In sum, multiple-choice and constructed-response items provide different but 
complementary evidence for diagnosis. In developing a diagnostic assessment, it may be very 
useful to use these item types together. 

Supporting Frameworks 

The outcome aspect of validity refers both to test interpretation and test use (Messick, 
1989, p. 20). Both are important to consider in the design and implementation of diagnostic 
assessment. Ideally, the construct is fully specified before item development begins. 
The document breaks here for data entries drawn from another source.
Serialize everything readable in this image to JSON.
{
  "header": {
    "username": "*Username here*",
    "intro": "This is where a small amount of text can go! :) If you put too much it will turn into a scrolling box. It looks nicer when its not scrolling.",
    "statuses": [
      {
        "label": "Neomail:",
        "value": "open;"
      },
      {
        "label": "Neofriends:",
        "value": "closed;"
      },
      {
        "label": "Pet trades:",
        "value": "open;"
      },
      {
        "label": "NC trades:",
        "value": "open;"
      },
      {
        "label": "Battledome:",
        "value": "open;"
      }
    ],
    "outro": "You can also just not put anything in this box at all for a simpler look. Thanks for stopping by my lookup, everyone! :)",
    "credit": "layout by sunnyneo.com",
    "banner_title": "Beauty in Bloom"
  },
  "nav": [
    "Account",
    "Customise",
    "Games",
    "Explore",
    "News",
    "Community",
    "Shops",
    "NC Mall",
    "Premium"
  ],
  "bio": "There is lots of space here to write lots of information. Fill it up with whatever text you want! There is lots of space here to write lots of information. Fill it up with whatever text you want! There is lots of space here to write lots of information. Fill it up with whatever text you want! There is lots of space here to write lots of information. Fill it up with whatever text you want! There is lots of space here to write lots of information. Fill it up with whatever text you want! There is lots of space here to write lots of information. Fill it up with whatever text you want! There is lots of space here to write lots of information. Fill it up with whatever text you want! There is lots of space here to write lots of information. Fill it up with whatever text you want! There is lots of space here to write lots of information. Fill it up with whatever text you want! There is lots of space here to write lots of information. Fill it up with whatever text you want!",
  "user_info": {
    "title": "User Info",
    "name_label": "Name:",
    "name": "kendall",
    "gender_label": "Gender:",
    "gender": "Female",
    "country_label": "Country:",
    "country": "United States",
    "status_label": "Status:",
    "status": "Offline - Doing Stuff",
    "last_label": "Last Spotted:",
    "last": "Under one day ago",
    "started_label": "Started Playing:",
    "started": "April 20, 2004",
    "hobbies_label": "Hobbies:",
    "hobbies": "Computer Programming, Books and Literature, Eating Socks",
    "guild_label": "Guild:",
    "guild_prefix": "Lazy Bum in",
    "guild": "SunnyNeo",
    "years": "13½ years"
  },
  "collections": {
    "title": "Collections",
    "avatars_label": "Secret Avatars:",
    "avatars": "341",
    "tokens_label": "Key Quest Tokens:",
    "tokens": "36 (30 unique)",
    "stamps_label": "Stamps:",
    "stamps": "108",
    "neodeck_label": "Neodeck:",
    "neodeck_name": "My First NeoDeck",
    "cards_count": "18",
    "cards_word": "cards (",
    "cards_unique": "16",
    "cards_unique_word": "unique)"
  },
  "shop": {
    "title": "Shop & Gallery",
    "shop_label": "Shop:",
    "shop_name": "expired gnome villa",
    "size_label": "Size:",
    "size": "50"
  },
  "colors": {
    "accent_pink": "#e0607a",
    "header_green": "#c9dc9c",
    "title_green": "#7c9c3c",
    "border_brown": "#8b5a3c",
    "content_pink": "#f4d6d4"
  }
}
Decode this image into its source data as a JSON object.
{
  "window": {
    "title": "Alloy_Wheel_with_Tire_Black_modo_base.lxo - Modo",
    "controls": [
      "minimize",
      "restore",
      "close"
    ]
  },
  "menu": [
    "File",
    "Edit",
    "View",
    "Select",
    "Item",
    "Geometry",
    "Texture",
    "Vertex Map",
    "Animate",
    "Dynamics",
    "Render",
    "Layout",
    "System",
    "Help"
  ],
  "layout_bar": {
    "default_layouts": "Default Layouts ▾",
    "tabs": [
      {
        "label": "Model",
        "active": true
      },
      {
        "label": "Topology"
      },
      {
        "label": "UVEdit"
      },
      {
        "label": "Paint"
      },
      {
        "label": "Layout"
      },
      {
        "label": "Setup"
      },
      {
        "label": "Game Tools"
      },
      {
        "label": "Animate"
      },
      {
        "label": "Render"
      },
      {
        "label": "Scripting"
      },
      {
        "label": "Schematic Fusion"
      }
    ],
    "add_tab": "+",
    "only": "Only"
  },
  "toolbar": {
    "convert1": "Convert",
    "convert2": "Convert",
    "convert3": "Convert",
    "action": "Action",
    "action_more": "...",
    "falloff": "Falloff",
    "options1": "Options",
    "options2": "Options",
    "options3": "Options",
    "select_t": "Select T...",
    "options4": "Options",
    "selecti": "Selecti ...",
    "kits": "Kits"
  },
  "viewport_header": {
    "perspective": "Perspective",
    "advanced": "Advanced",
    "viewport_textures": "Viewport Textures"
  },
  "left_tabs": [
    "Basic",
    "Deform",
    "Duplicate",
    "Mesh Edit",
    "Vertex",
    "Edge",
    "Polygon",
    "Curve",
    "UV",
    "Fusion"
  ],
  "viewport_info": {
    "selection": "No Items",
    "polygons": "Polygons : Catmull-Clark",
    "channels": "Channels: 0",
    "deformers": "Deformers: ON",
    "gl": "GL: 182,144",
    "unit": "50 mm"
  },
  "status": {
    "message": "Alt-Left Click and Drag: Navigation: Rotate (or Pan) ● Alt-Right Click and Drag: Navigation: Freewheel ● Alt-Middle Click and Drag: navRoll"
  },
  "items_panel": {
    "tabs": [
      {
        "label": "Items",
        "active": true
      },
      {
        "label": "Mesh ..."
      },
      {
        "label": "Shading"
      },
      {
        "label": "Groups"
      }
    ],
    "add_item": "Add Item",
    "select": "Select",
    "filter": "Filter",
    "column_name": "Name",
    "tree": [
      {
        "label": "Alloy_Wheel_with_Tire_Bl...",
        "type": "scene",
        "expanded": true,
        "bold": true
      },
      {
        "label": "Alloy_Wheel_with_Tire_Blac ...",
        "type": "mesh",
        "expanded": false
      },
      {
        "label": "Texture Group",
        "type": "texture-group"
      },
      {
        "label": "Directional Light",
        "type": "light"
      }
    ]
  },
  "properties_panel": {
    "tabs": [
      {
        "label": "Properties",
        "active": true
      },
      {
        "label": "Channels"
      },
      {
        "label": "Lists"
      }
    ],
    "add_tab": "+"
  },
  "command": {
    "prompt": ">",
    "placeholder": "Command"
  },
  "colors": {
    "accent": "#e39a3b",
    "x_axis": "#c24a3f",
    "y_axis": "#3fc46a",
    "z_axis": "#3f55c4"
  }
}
Increasingly, assessments are developed in accordance with cognitive models (e.g., Gorin, 2006). 
Gorin distinguished between more general cognitive models developed for the purpose of 
construct definition and more specific cognitive models specific to an item or item type. 
Although this paper focuses primarily on applications of the latter, it is assumed that cognitive 
models at both levels should be developed, and that a cognitive model that explains the construct 
should be drafted first. Following each round of empirical validation or evaluation for logical 
consistency between cognitive models at different levels, the models are typically refined. 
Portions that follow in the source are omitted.